Switch statements and performance without thread divergence


I am relatively new to CUDA programming and cannot seem to comprehend a performance issue that I have stumbled on related to branching. My code sort of looks like this:

template< int mask >
device static void some_giant_func(/some args/) {
//Lots of code

void func(int control_variable, /some args/) {

switch(control_variable) {

case mask1;
some_giant_func< mask1 >(…);
case mask2:
some_gian_func< mask2 >(…);


The important thing to note is that control variable is thread independent, so there is no warp divergence. However, merely commenting out some of the branches that are never taken in a certain simulation, improves performance by 40%. This effect is not seen in the CPU version of this code (identical) compiled with CLANG.

I also notice similar behavior, but not as extreme related to if-else statements. where all threads take one branch but commenting out the irrelevant branch speeds up the simulation.

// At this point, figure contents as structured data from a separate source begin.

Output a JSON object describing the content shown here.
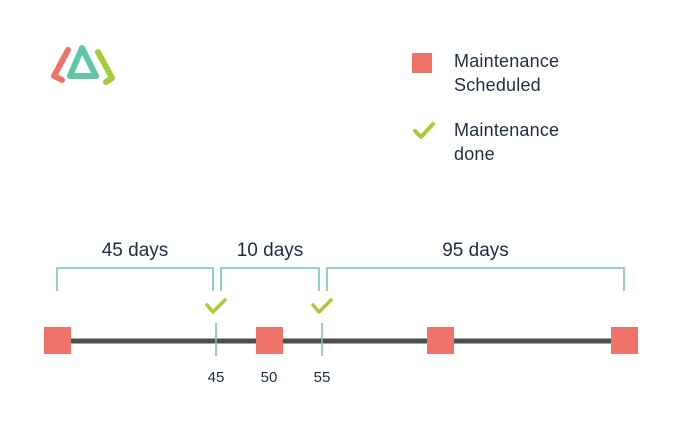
{
  "legend": {
    "scheduled_label": "Maintenance\nScheduled",
    "done_label": "Maintenance\ndone"
  },
  "intervals": [
    {
      "label": "45 days",
      "from": 0,
      "to": 45
    },
    {
      "label": "10 days",
      "from": 45,
      "to": 55
    },
    {
      "label": "95 days",
      "from": 55,
      "to": 150
    }
  ],
  "scheduled_points": [
    0,
    50,
    100,
    150
  ],
  "done_points": [
    45,
    55
  ],
  "tick_labels": [
    {
      "value": 45,
      "text": "45"
    },
    {
      "value": 50,
      "text": "50"
    },
    {
      "value": 55,
      "text": "55"
    }
  ],
  "colors": {
    "scheduled": "#f0736a",
    "done_check": "#a6cc3c",
    "bracket": "#73c9a6",
    "line": "#4d4d4d",
    "text": "#1f2d44",
    "logo_red": "#f0736a",
    "logo_teal": "#5fc7a8",
    "logo_green": "#a6cc3c"
  }
}
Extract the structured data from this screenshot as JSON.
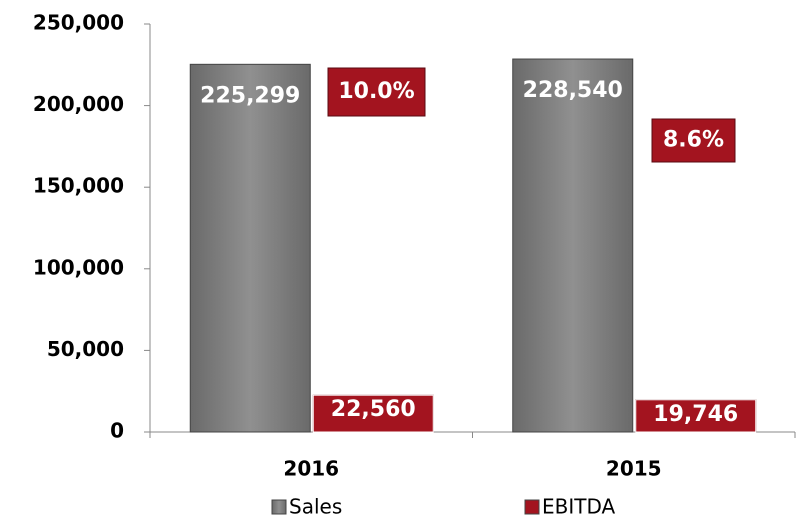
{
  "chart_data": {
    "type": "bar",
    "categories": [
      "2016",
      "2015"
    ],
    "series": [
      {
        "name": "Sales",
        "color": "#7a7a7a",
        "values": [
          225299,
          228540
        ],
        "value_labels": [
          "225,299",
          "228,540"
        ]
      },
      {
        "name": "EBITDA",
        "color": "#a3141f",
        "values": [
          22560,
          19746
        ],
        "value_labels": [
          "22,560",
          "19,746"
        ]
      }
    ],
    "annotations": [
      "10.0%",
      "8.6%"
    ],
    "ylim": [
      0,
      250000
    ],
    "yticks": [
      0,
      {
        "value": 50000,
        "label": "50,000"
      },
      {
        "value": 100000,
        "label": "100,000"
      },
      {
        "value": 150000,
        "label": "150,000"
      },
      {
        "value": 200000,
        "label": "200,000"
      },
      {
        "value": 250000,
        "label": "250,000"
      }
    ],
    "grid": false,
    "legend": "bottom"
  }
}
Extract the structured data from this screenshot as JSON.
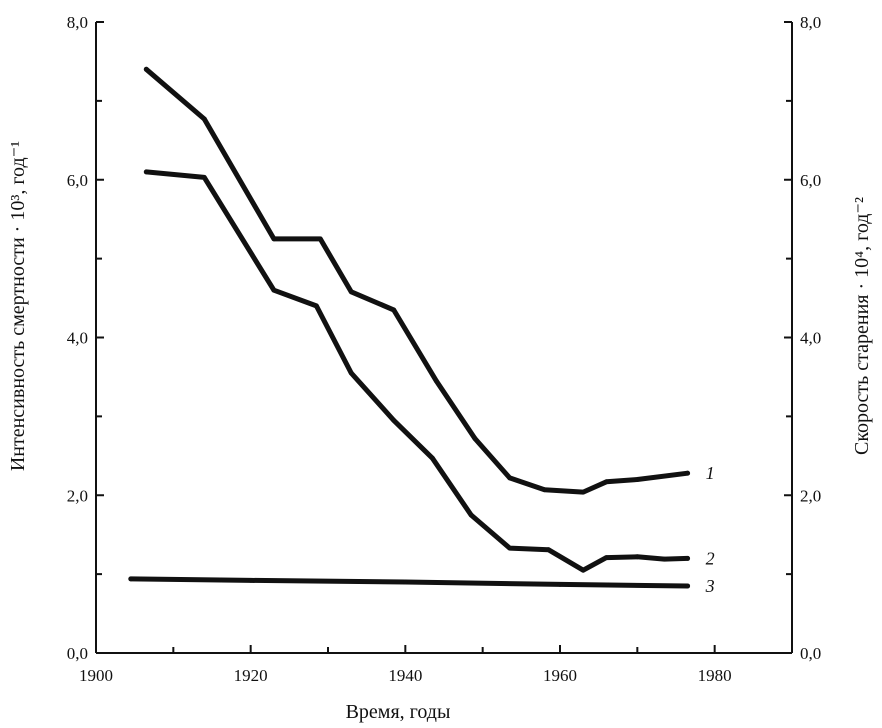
{
  "chart_data": {
    "type": "line",
    "xlabel": "Время, годы",
    "ylabel_left": "Интенсивность смертности · 10³, год⁻¹",
    "ylabel_right": "Скорость старения · 10⁴, год⁻²",
    "xlim": [
      1900,
      1990
    ],
    "ylim": [
      0,
      8
    ],
    "x_ticks": [
      1900,
      1920,
      1940,
      1960,
      1980
    ],
    "x_tick_labels": [
      "1900",
      "1920",
      "1940",
      "1960",
      "1980"
    ],
    "y_ticks": [
      0,
      2,
      4,
      6,
      8
    ],
    "y_tick_labels": [
      "0,0",
      "2,0",
      "4,0",
      "6,0",
      "8,0"
    ],
    "grid": false,
    "line_color": "#111111",
    "series": [
      {
        "name": "1",
        "points": [
          [
            1906.5,
            7.4
          ],
          [
            1914,
            6.77
          ],
          [
            1923,
            5.25
          ],
          [
            1929,
            5.25
          ],
          [
            1933,
            4.58
          ],
          [
            1938.5,
            4.35
          ],
          [
            1944,
            3.45
          ],
          [
            1949,
            2.72
          ],
          [
            1953.5,
            2.22
          ],
          [
            1958,
            2.07
          ],
          [
            1963,
            2.04
          ],
          [
            1966,
            2.17
          ],
          [
            1970,
            2.2
          ],
          [
            1976.5,
            2.28
          ]
        ]
      },
      {
        "name": "2",
        "points": [
          [
            1906.5,
            6.1
          ],
          [
            1914,
            6.03
          ],
          [
            1923,
            4.6
          ],
          [
            1928.5,
            4.4
          ],
          [
            1933,
            3.55
          ],
          [
            1938.5,
            2.95
          ],
          [
            1943.5,
            2.47
          ],
          [
            1948.5,
            1.75
          ],
          [
            1953.5,
            1.33
          ],
          [
            1958.5,
            1.31
          ],
          [
            1963,
            1.05
          ],
          [
            1966,
            1.21
          ],
          [
            1970,
            1.22
          ],
          [
            1973.5,
            1.19
          ],
          [
            1976.5,
            1.2
          ]
        ]
      },
      {
        "name": "3",
        "points": [
          [
            1904.5,
            0.94
          ],
          [
            1920,
            0.92
          ],
          [
            1940,
            0.9
          ],
          [
            1960,
            0.87
          ],
          [
            1976.5,
            0.85
          ]
        ]
      }
    ]
  }
}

NVPROF indicates that the number of active warps improves as I comment out other branches, and the quantities l2_local_load_bytes and l2_hit_ratio decrease and increase respectively.

I was wondering if someone had encountered a similar situation before and had an explanation? I have found several topics on branches leading to divergence, but in this case all threads take the same branch.

So far I have been able to get around this issue with templated kernels (template the kernel and avoid the switch statement within the kernel code), but I would like understand what the cause of this behavior is?